A diversity-enhanced genetic algorithm for efficient exploration of parameter spaces
Jonas Wessén, Eliel Camargo-Molina
TL;DR
This work tackles the challenge of exploring high-dimensional parameter spaces by seeking multiple viable regions under experimental and theoretical constraints. It introduces a diversity-enhanced genetic algorithm that couples elitist survival with a distance-based diversity penalty, supporting both numerical and categorical genes, and provides a lightweight Python package for easy adoption. Benchmarking on a type-I 2HDM parameter space shows robust performance across population sizes and crossovers, with clear advantages over random scans and competitive diversity relative to SciPy’s Differential Evolution. The accompanying lightweight-genetic-algorithm package offers practical guidelines, multiprocessing support, and a menu of customizable options, enabling broad application to parameter-space exploration tasks beyond particle physics.
Abstract
We present a Python package together with a practical guide for the implementation of a lightweight diversity-enhanced genetic algorithm (GA) approach for the exploration of multi-dimensional parameter spaces. Searching a parameter space for regions with desirable properties, e.g. compatibility with experimental data, poses a type of optimization problem wherein the focus lies on pinpointing all "good enough" solutions, rather than a single "best solution". Our approach dramatically outperforms random scans and other GA-based implementations in this aspect.

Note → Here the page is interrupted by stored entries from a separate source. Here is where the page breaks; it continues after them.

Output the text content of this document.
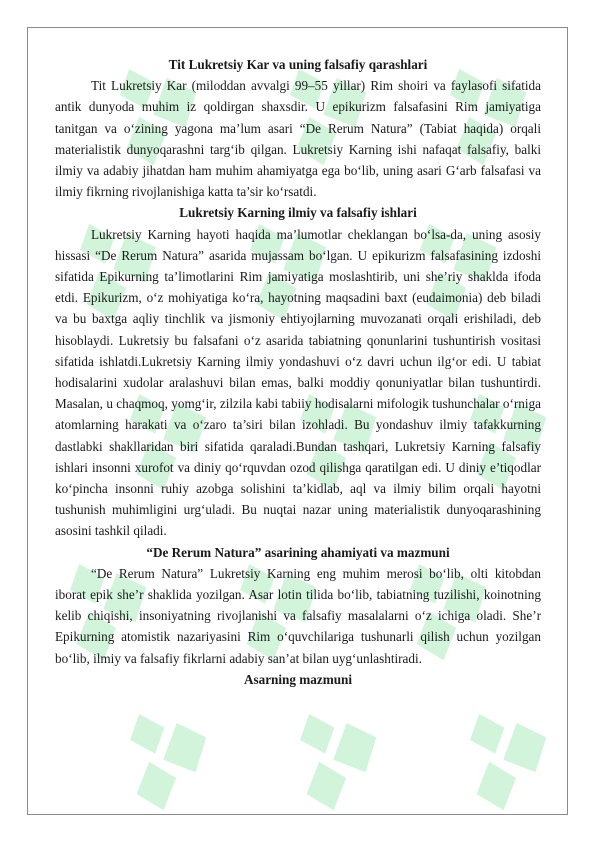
Tit Lukretsiy Kar va uning falsafiy qarashlari

Tit Lukretsiy Kar (miloddan avvalgi 99–55 yillar) Rim shoiri va faylasofi sifatida antik dunyoda muhim iz qoldirgan shaxsdir. U epikurizm falsafasini Rim jamiyatiga tanitgan va o‘zining yagona ma’lum asari “De Rerum Natura” (Tabiat haqida) orqali materialistik dunyoqarashni targ‘ib qilgan. Lukretsiy Karning ishi nafaqat falsafiy, balki ilmiy va adabiy jihatdan ham muhim ahamiyatga ega bo‘lib, uning asari G‘arb falsafasi va ilmiy fikrning rivojlanishiga katta ta’sir ko‘rsatdi.

Lukretsiy Karning ilmiy va falsafiy ishlari

Lukretsiy Karning hayoti haqida ma’lumotlar cheklangan bo‘lsa-da, uning asosiy hissasi “De Rerum Natura” asarida mujassam bo‘lgan. U epikurizm falsafasining izdoshi sifatida Epikurning ta’limotlarini Rim jamiyatiga moslashtirib, uni she’riy shaklda ifoda etdi. Epikurizm, o‘z mohiyatiga ko‘ra, hayotning maqsadini baxt (eudaimonia) deb biladi va bu baxtga aqliy tinchlik va jismoniy ehtiyojlarning muvozanati orqali erishiladi, deb hisoblaydi. Lukretsiy bu falsafani o‘z asarida tabiatning qonunlarini tushuntirish vositasi sifatida ishlatdi.Lukretsiy Karning ilmiy yondashuvi o‘z davri uchun ilg‘or edi. U tabiat hodisalarini xudolar aralashuvi bilan emas, balki moddiy qonuniyatlar bilan tushuntirdi. Masalan, u chaqmoq, yomg‘ir, zilzila kabi tabiiy hodisalarni mifologik tushunchalar o‘rniga atomlarning harakati va o‘zaro ta’siri bilan izohladi. Bu yondashuv ilmiy tafakkurning dastlabki shakllaridan biri sifatida qaraladi.Bundan tashqari, Lukretsiy Karning falsafiy ishlari insonni xurofot va diniy qo‘rquvdan ozod qilishga qaratilgan edi. U diniy e’tiqodlar ko‘pincha insonni ruhiy azobga solishini ta’kidlab, aql va ilmiy bilim orqali hayotni tushunish muhimligini urg‘uladi. Bu nuqtai nazar uning materialistik dunyoqarashining asosini tashkil qiladi.

“De Rerum Natura” asarining ahamiyati va mazmuni

“De Rerum Natura” Lukretsiy Karning eng muhim merosi bo‘lib, olti kitobdan iborat epik she’r shaklida yozilgan. Asar lotin tilida bo‘lib, tabiatning tuzilishi, koinotning kelib chiqishi, insoniyatning rivojlanishi va falsafiy masalalarni o‘z ichiga oladi. She’r Epikurning atomistik nazariyasini Rim o‘quvchilariga tushunarli qilish uchun yozilgan bo‘lib, ilmiy va falsafiy fikrlarni adabiy san’at bilan uyg‘unlashtiradi.

Asarning mazmuni
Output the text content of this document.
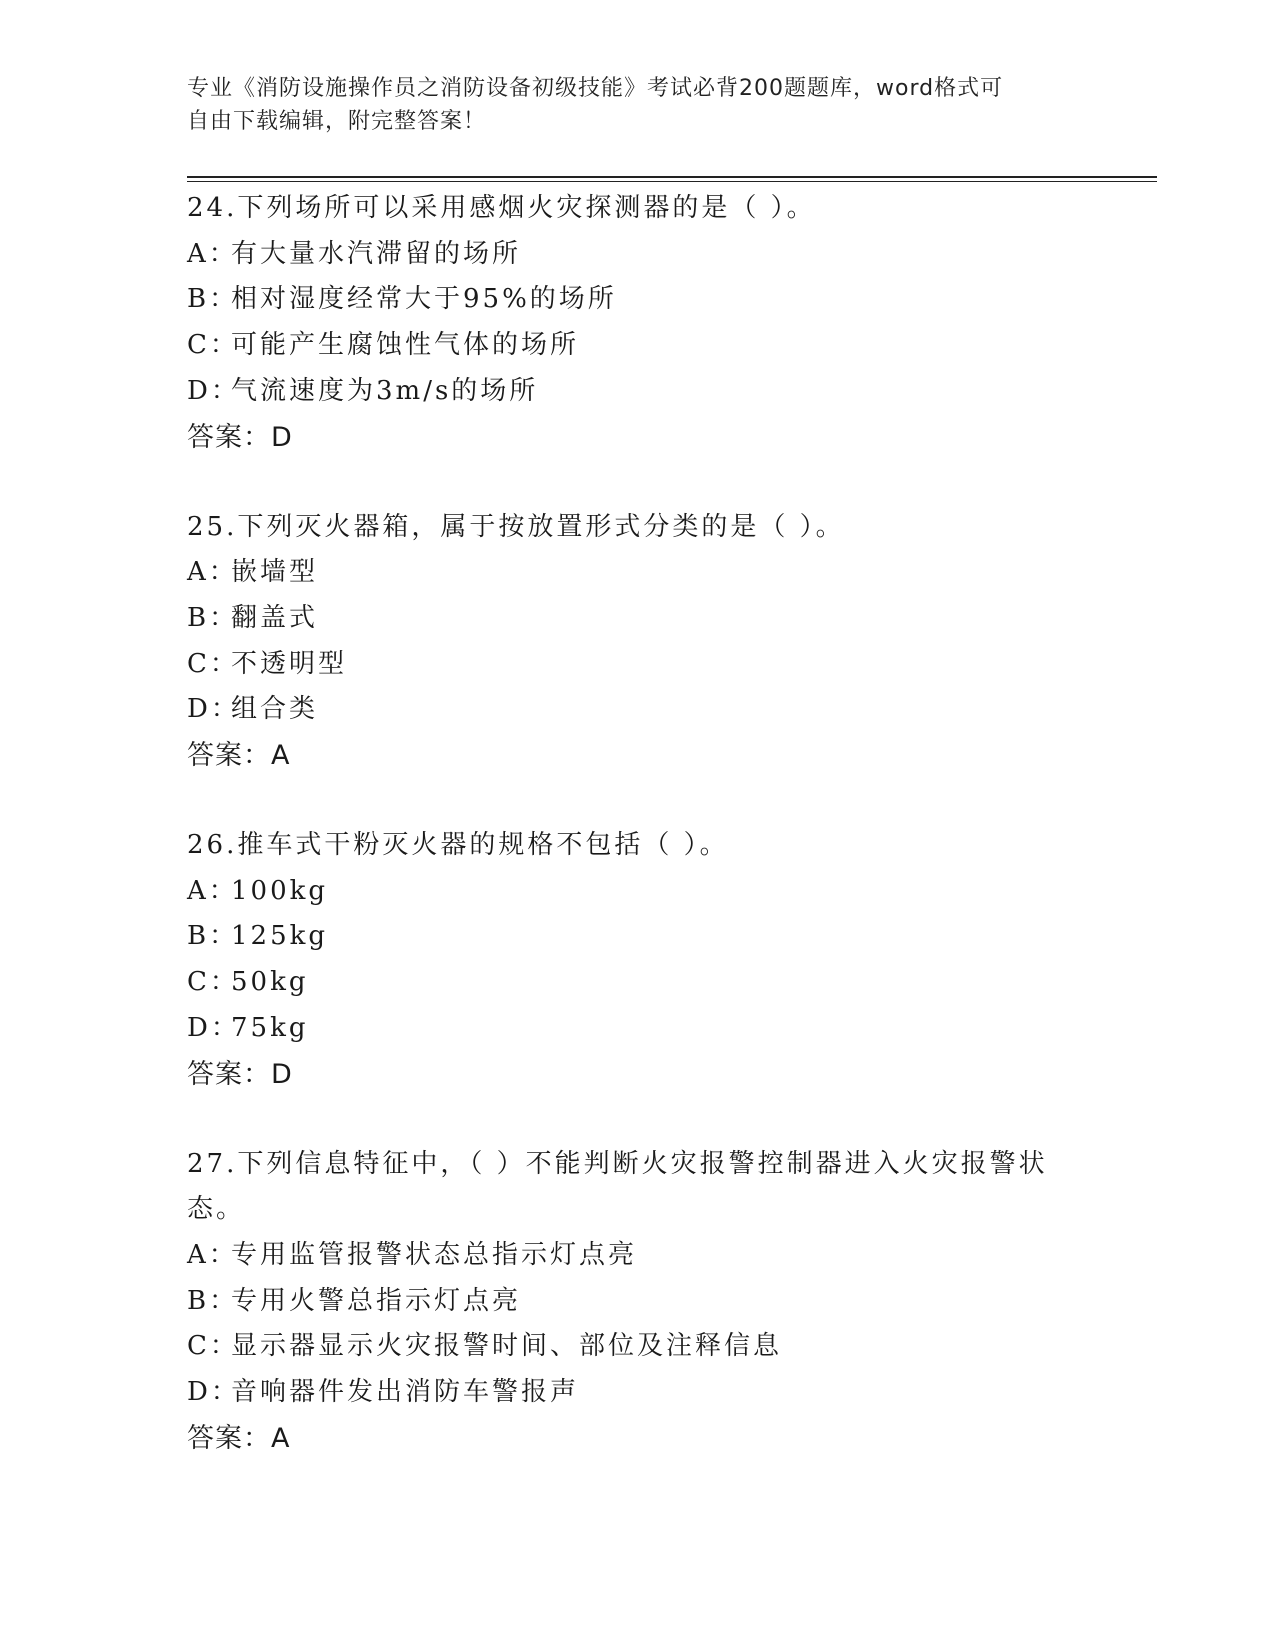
专业《消防设施操作员之消防设备初级技能》考试必背200题题库，word格式可
自由下载编辑，附完整答案！
24.下列场所可以采用感烟火灾探测器的是（ ）。
A：有大量水汽滞留的场所
B：相对湿度经常大于95%的场所
C：可能产生腐蚀性气体的场所
D：气流速度为3m/s的场所
答案：D
25.下列灭火器箱，属于按放置形式分类的是（ ）。
A：嵌墙型
B：翻盖式
C：不透明型
D：组合类
答案：A
26.推车式干粉灭火器的规格不包括（ ）。
A：100kg
B：125kg
C：50kg
D：75kg
答案：D
27.下列信息特征中，（ ）不能判断火灾报警控制器进入火灾报警状态。
A：专用监管报警状态总指示灯点亮
B：专用火警总指示灯点亮
C：显示器显示火灾报警时间、部位及注释信息
D：音响器件发出消防车警报声
答案：A
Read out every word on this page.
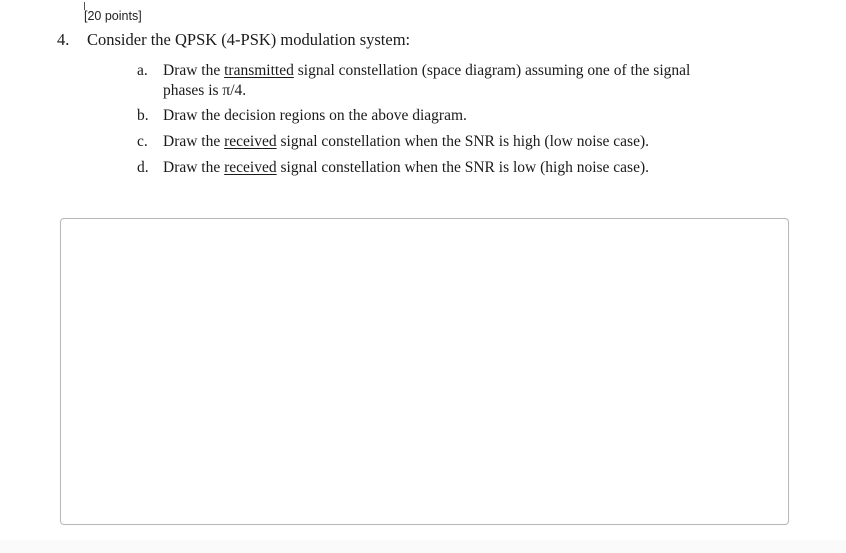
[20 points]
4. Consider the QPSK (4-PSK) modulation system:
a. Draw the transmitted signal constellation (space diagram) assuming one of the signal phases is π/4.
b. Draw the decision regions on the above diagram.
c. Draw the received signal constellation when the SNR is high (low noise case).
d. Draw the received signal constellation when the SNR is low (high noise case).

We validate the effectiveness of our approach by applying it to a particle physics problem, showcasing its ability to identify promising parameter points in isolated, viable regions meeting experimental constraints. The companion Python package is applicable to optimization problems beyond those considered in this work, including scanning over discrete parameters (categories). A detailed guide for its usage is provided.